BALIEXPRESS.ID – Sempat diisukan maju bertarung di pemilihan gubernur (Pilgub) Bali pada November mendatang, Penjabat (Pj) Gubernur Bali Sang Made Mahendra Jaya ternyata terdaftar sebagai salah satu calon pimpinan KPK dari wilayah Bali.
Demikian terungkap usai Ketua Panitia Seleksi (Pansel) Calon Pimpinan (Capim) dan Dewan Pengawas (Dewas) Komisi Pemberantasan Korupsi (KPK), Muhammad Yusuf Ateh membeberkan ada 236 capim KPK dan 146 calon anggota Dewas KPK yang lolos seleksi administrasi.
Menanggapi hal tersebut, Penjabat (Pj) Gubernur Bali, Sang Made Mahendra Jaya menyampaikan bahwa ia baru pertama kali mendaftar menjadi calon pimpinan KPK RI.
“Saya pertama kali daftar. Saya ikut proses seleksi dulu,” katanya, Kamis (25/7).
Kendati demikian, diakuinya, proses seleksi masih panjang.

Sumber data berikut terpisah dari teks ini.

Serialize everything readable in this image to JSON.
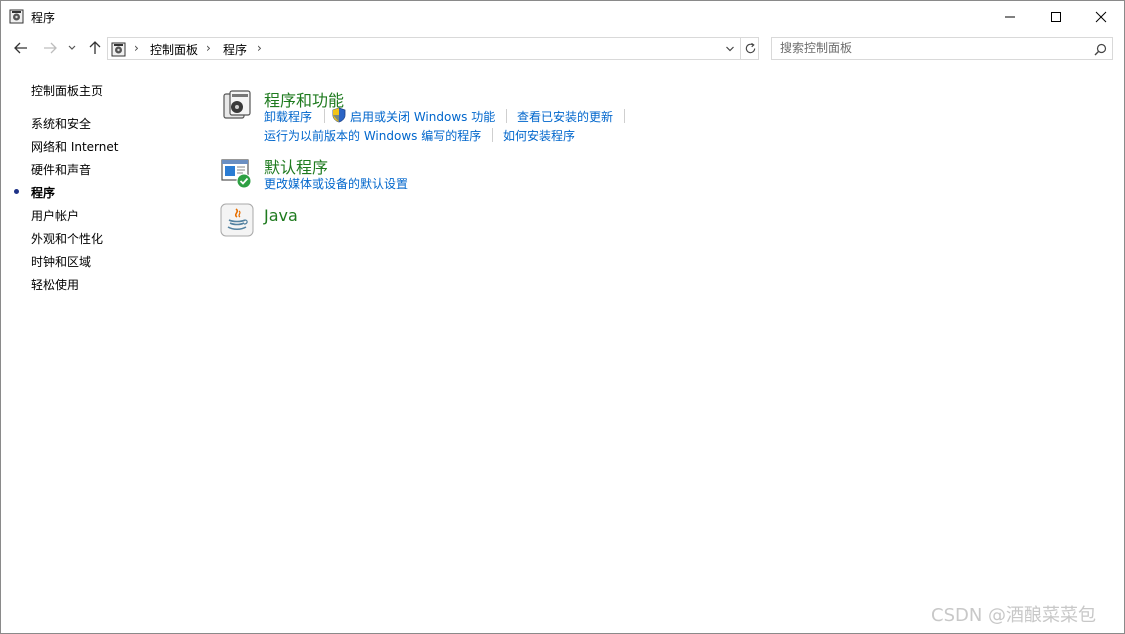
{
  "window": {
    "title": "程序"
  },
  "address": {
    "crumbs": [
      "控制面板",
      "程序"
    ]
  },
  "search": {
    "placeholder": "搜索控制面板"
  },
  "sidebar": {
    "items": [
      {
        "label": "控制面板主页"
      },
      {
        "label": "系统和安全"
      },
      {
        "label": "网络和 Internet"
      },
      {
        "label": "硬件和声音"
      },
      {
        "label": "程序",
        "active": true
      },
      {
        "label": "用户帐户"
      },
      {
        "label": "外观和个性化"
      },
      {
        "label": "时钟和区域"
      },
      {
        "label": "轻松使用"
      }
    ]
  },
  "categories": [
    {
      "title": "程序和功能",
      "icon": "programs-features-icon",
      "links": [
        "卸载程序",
        "启用或关闭 Windows 功能",
        "查看已安装的更新",
        "运行为以前版本的 Windows 编写的程序",
        "如何安装程序"
      ]
    },
    {
      "title": "默认程序",
      "icon": "default-programs-icon",
      "links": [
        "更改媒体或设备的默认设置"
      ]
    },
    {
      "title": "Java",
      "icon": "java-icon",
      "links": []
    }
  ],
  "watermark": "CSDN @酒酿菜菜包",
  "colors": {
    "category_title": "#1e7a1e",
    "link": "#0066cc",
    "active_bullet": "#1e3287"
  }
}
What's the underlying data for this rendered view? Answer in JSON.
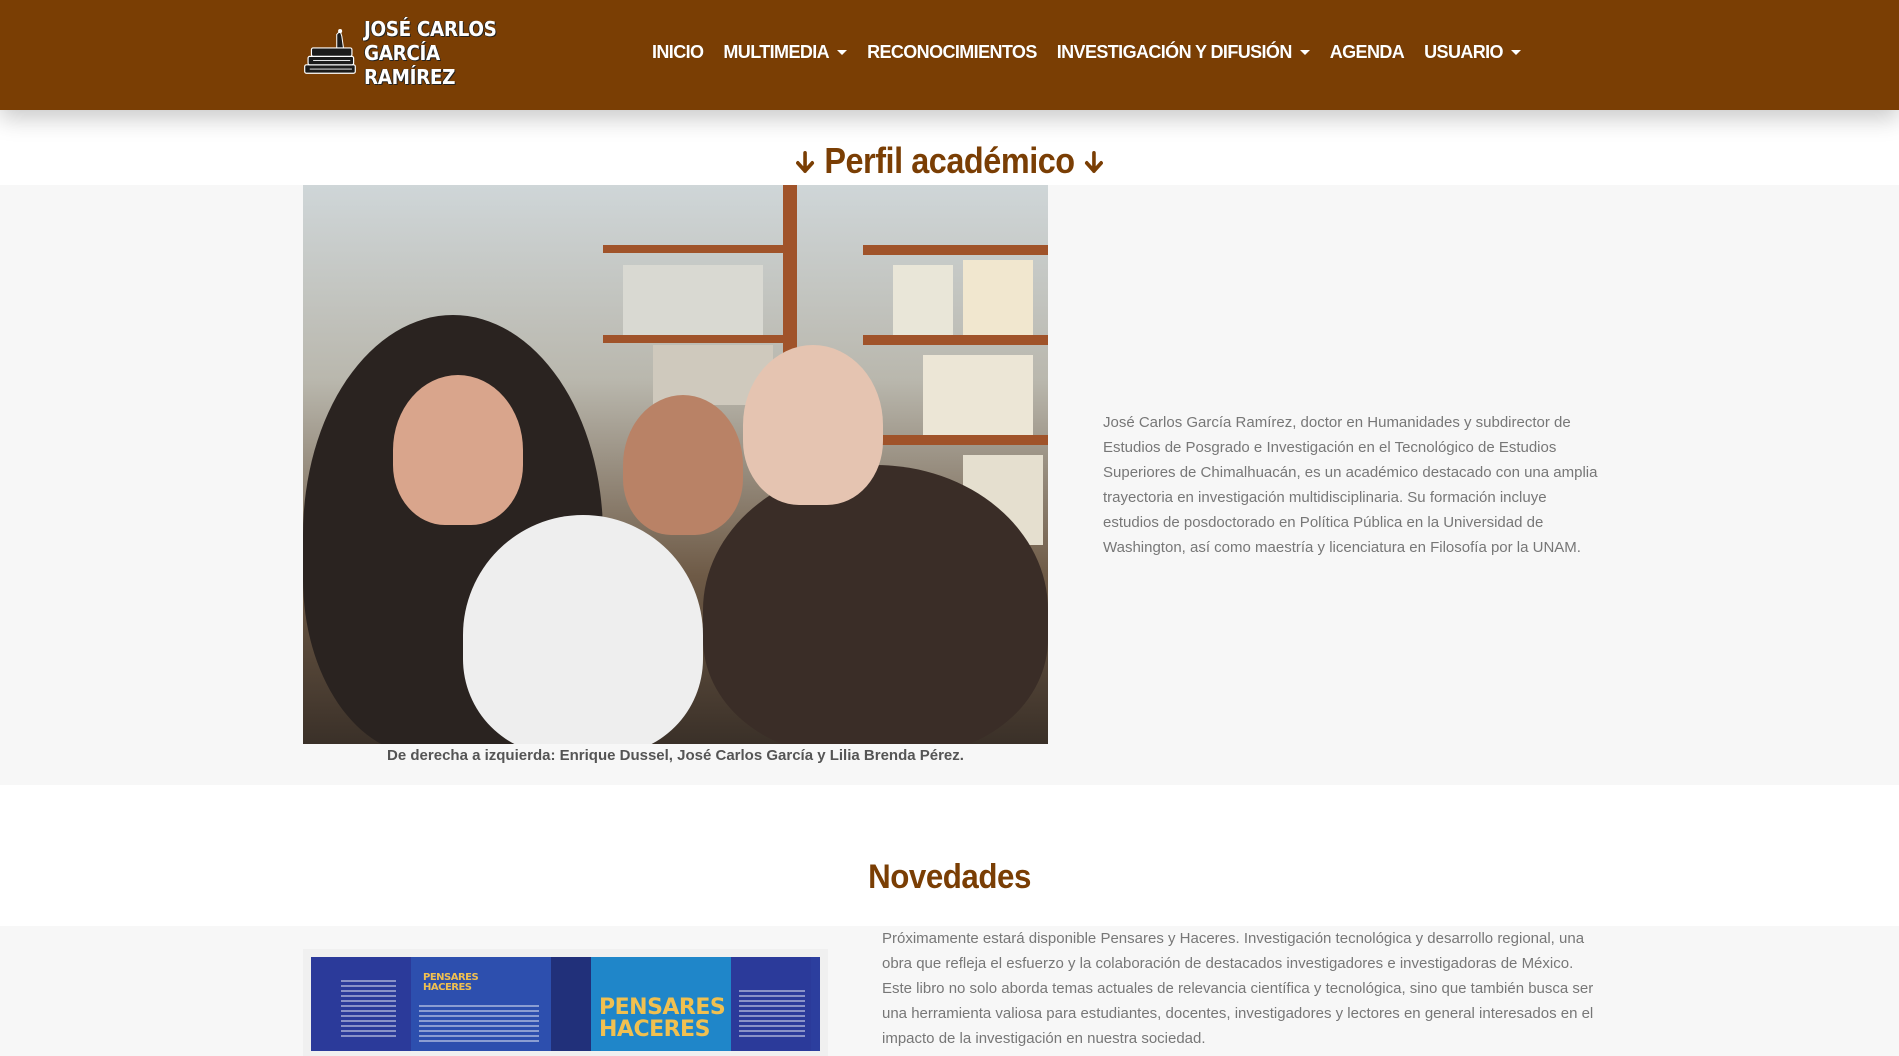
{
  "brand": {
    "line1": "JOSÉ CARLOS",
    "line2": "GARCÍA RAMÍREZ"
  },
  "nav": {
    "items": [
      {
        "label": "INICIO",
        "dropdown": false
      },
      {
        "label": "MULTIMEDIA",
        "dropdown": true
      },
      {
        "label": "RECONOCIMIENTOS",
        "dropdown": false
      },
      {
        "label": "INVESTIGACIÓN Y DIFUSIÓN",
        "dropdown": true
      },
      {
        "label": "AGENDA",
        "dropdown": false
      },
      {
        "label": "USUARIO",
        "dropdown": true
      }
    ]
  },
  "perfil": {
    "title": "Perfil académico",
    "arrow": "➜",
    "caption": "De derecha a izquierda: Enrique Dussel, José Carlos García y Lilia Brenda Pérez.",
    "text": "José Carlos García Ramírez, doctor en Humanidades y subdirector de Estudios de Posgrado e Investigación en el Tecnológico de Estudios Superiores de Chimalhuacán, es un académico destacado con una amplia trayectoria en investigación multidisciplinaria. Su formación incluye estudios de posdoctorado en Política Pública en la Universidad de Washington, así como maestría y licenciatura en Filosofía por la UNAM."
  },
  "novedades": {
    "title": "Novedades",
    "text": "Próximamente estará disponible Pensares y Haceres. Investigación tecnológica y desarrollo regional, una obra que refleja el esfuerzo y la colaboración de destacados investigadores e investigadoras de México. Este libro no solo aborda temas actuales de relevancia científica y tecnológica, sino que también busca ser una herramienta valiosa para estudiantes, docentes, investigadores y lectores en general interesados en el impacto de la investigación en nuestra sociedad.",
    "cover_title_small_1": "PENSARES",
    "cover_title_small_2": "HACERES",
    "cover_title_big_1": "PENSARES",
    "cover_title_big_2": "HACERES"
  },
  "colors": {
    "brand": "#7a3e04",
    "nav_text": "#ffffff",
    "body_text": "#777777",
    "section_bg": "#f7f7f7"
  },
  "icons": {
    "logo": "books-stack-icon",
    "title_arrow": "arrow-down-icon",
    "dropdown": "caret-down-icon"
  }
}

Karenanya, ia meminta doa dari masyarakat. “Saya mengikuti proses seleksi yang masih panjang, mohon doanya,” ucapnya.
Sebelumnya dikabarkan, sebanyak empat putra Bali lolos Seleksi Administrasi Calon Pimpinan KPK.
Diantaranya Kajati Bali Ketut Sumedana (nomor urut 118), PJ Gubernur Bali Sang Made Mahendrajaya (nomor urut 191), anggota BPK RI I Nyoman Wara (nomor urut 96) dan Hakim I Gusti Bagus Komang Wijaya Adhi (nomor urut 95).
I Nyoman Wara sudah pernah lolos sampai tahap seleksi di DPR RI pada periode lalu dan sekarang kembali mengajukan diri.
Sementara Sang Made Mahendra, adalah seorang perwira polisi kelahiran Singaraja pada 3 Juli 1966. Dia memiliki istri bernama drg. Ida Setiawati.
Dalam karirnya, Sang Made Mahendra banyak mengemban jabatan, mulai dari Kapolsekta Tamate Polres Kupang (1992).
Kemudian Kasat Serse Poltabes Ujung Pandang (2000). Wakapolres Pangkep Polda Sulses (2001), Kasat IV Dit Reskrim Polda Sulses (2003), Penyidik Madya Unit V Dit. III/Tipikor dan WCC Bareskrim Polri (2004).
Pernah menjabat Kapolres Nunukan Polda Kaltim (2007), Kapolres Paser Polda Kaltim (2008), Wakapoltabes Samarinda Polda Kaltim (2008).
Tak hanya itu, pernah juga menjabat Penyidik Utama Tk. III Dit III/Tipidkor Bareskrim Polri (2010).
Dirreskrimsus Polda Bengkulu (2011), Kasubdit I Dittipideksus Bareskrim Polri (2014). Dirreskrimum Polda Bali (2016).
Kasetum Polri (2018), Staf Khusus Mendagri bidang Keamanan, Hukum dan Pengawasan (2019), Widyaiswara Utama TK I Sespim Lemdiklat Polri (2020) serta Staf Khusus Mendagri bidang Keamanan dan Hukum (2022).